🤖 AI Summary
Existing reinforcement learning (RL) post-training methods for large language models (LLMs) rely heavily on heuristic designs, lacking rigorous theoretical foundations—thereby limiting training stability and performance gains.
Method: We propose the first unified theoretical framework for LLM RL post-training. Grounded in statistical analysis, we formally characterize the signal-to-noise ratio (SNR) of policy gradient estimators and prove that SNR provides principled guidance for adaptive learning rate scheduling. We further derive a variance-optimal gradient-weighted baseline, enabling joint optimization of learning rates and baselines. Leveraging signal-noise decomposition, variance analysis, and convergence upper-bound derivation, we design an adaptive algorithm with provable convergence guarantees.

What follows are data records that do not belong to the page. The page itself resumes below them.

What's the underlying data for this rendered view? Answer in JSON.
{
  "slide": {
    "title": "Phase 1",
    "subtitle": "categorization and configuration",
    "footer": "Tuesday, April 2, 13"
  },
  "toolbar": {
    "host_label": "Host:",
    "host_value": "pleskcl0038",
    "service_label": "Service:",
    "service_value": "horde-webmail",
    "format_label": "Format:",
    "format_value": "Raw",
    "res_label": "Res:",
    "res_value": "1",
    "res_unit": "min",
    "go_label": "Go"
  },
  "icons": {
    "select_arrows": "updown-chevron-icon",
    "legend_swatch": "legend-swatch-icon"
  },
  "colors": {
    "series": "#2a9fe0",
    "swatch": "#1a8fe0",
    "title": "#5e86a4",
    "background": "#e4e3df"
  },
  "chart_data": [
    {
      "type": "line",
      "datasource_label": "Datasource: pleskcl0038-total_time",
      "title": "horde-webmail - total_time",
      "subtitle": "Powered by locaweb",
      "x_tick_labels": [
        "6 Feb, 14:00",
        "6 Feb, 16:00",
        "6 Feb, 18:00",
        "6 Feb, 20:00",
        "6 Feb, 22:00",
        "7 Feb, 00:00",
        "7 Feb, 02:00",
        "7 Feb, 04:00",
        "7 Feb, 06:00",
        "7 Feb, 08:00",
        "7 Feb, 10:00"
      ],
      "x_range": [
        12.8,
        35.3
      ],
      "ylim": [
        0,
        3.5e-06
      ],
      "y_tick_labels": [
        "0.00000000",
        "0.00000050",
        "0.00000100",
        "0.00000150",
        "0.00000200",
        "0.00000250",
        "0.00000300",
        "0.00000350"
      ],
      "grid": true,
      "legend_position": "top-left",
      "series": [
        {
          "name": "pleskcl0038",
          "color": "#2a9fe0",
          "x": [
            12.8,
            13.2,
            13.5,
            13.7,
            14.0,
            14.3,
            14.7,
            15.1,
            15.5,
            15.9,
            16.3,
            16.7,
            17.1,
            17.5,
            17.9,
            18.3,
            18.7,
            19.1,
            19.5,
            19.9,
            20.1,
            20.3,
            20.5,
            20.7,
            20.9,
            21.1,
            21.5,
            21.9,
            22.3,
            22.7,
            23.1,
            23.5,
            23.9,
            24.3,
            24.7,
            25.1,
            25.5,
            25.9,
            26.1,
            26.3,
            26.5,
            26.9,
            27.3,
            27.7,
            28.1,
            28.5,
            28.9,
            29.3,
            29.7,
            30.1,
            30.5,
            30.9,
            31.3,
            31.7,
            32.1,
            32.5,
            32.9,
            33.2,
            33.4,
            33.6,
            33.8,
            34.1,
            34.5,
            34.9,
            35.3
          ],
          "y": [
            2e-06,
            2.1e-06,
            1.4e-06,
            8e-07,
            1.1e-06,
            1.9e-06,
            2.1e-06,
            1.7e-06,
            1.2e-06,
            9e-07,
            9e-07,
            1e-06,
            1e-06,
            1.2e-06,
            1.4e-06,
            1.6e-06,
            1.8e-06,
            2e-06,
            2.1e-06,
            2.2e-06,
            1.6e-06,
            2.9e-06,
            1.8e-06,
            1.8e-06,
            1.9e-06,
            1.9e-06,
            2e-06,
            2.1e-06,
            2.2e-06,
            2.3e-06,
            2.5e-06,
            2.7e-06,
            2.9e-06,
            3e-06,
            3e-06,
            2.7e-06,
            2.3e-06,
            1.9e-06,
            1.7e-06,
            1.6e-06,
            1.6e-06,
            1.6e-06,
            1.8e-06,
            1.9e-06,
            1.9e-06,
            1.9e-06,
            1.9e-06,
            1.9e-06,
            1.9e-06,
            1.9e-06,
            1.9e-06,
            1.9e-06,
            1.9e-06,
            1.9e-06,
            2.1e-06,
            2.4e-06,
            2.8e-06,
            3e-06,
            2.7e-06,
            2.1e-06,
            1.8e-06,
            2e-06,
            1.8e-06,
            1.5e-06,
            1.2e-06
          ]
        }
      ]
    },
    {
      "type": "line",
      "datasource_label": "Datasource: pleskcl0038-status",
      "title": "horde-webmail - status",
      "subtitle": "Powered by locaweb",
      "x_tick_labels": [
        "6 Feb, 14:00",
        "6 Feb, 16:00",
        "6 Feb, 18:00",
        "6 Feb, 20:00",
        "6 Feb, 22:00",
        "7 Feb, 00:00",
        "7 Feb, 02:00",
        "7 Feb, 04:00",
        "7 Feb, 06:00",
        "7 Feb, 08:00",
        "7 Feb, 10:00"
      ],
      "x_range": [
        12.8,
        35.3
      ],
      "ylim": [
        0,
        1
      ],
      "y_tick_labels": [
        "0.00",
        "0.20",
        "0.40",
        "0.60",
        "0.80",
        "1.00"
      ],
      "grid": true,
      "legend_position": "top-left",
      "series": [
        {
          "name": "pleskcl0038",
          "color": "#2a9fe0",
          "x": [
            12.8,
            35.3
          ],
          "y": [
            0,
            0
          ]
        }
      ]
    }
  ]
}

Results: Experiments on Qwen3-4B and Qwen3-8B-Base demonstrate substantial improvements over state-of-the-art policy optimization methods, empirically validating the efficacy of theory-driven design in large-scale LLM post-training.
📝 Abstract
Existing reinforcement learning (RL)-based post-training methods for large language models have advanced rapidly, yet their design has largely been guided by heuristics rather than systematic theoretical principles. This gap limits our understanding of the properties of the gradient estimators and the associated optimization algorithms, thereby constraining opportunities to improve training stability and overall performance. In this work, we provide a unified theoretical framework that characterizes the statistical properties of commonly used policy-gradient estimators under mild assumptions. Our analysis establishes unbiasedness, derives exact variance expressions, and yields an optimization-loss upper bound that enables principled reasoning about learning dynamics. Building on these results, we prove convergence guarantees and derive an adaptive learning-rate schedule governed by the signal-to-noise ratio (SNR) of gradients. We further show that the variance-optimal baseline is a gradient-weighted estimator, offering a new principle for variance reduction and naturally enhancing stability beyond existing methods. These insights motivate Optimal Baseline and Learning-Rate Policy Optimization (OBLR-PO), an algorithm that jointly adapts learning rates and baselines in a theoretically grounded manner. Experiments on Qwen3-4B-Base and Qwen3-8B-Base demonstrate consistent gains over existing policy optimization methods, validating that our theoretical contributions translate into practical improvements in large-scale post-training.